First Niagara Financial Group Inc.'s first-quarter net income dipped 0.5% as the bank announced a $300 million stock offering, with much of the proceeds aimed at repurchasing $184 million in preferred stock issued to the Treasury Department under the capital purchase program.

Officials at many banks have said in recent weeks that they want to repay Troubled Asset Relief Program money as soon as possible to avoid the restrictions that come with the funds.

Analysts have said First Niagara, which is based in western New York and has a $1.6 billion market value, stands out as a regional bank that can emerge from the financial crisis bigger and better.
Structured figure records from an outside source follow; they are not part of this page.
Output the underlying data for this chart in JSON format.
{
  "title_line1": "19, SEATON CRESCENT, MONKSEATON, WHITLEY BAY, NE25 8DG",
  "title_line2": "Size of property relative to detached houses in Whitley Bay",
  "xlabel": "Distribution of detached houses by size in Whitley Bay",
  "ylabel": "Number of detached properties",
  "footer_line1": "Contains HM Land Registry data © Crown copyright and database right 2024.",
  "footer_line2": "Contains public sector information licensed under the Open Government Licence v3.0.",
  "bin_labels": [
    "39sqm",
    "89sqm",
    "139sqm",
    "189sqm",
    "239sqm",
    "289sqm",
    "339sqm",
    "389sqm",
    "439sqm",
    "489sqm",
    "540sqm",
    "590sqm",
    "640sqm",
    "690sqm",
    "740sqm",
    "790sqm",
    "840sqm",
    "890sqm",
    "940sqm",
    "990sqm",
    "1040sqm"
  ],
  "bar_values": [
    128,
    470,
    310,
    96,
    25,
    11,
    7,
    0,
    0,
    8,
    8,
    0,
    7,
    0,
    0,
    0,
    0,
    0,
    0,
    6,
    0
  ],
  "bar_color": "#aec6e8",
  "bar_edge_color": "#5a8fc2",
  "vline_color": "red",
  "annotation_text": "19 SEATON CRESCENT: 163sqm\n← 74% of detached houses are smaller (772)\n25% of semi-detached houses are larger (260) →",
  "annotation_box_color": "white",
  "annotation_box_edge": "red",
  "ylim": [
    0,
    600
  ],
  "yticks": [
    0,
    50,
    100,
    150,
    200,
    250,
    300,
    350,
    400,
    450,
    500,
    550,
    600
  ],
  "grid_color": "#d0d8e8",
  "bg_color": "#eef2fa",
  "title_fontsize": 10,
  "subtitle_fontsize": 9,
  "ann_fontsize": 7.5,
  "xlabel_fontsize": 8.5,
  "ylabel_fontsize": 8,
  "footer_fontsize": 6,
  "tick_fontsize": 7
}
The company outperformed much of the banking sector by managing to post higher net income for 2008.

It has been expanding into Pittsburgh and other areas of western Pennsylvania, recently acquiring 57 National City branches sold as part of the company's purchase by PNC Financial Services Group Inc.

Meanwhile, First Niagara posted first-quarter net income of $18.7 million, or 14 cents a share, compared with $18.8 million, or 18 cents a share. Excluding items including acquisition costs, earnings fell to 16 cents from 19 cents, matching analysts' mean estimate.

The company said Monday while it is seeing the effects of the overall economic deterioration, credit trends continued to hold up "relatively well."

Net charge-offs surged to 0.44% from 0.13% a year earlier, but nonperforming loans rose to 0.81% from 0.53% on a single commercial real-estate deal First Niagara said it believes is well secured. Credit-loss provisions rose to $8.8 million from $3.1 million.

First Niagara's shares closed Friday at $13.50 and haven't traded premarket. The stock has lost 17% so far this year.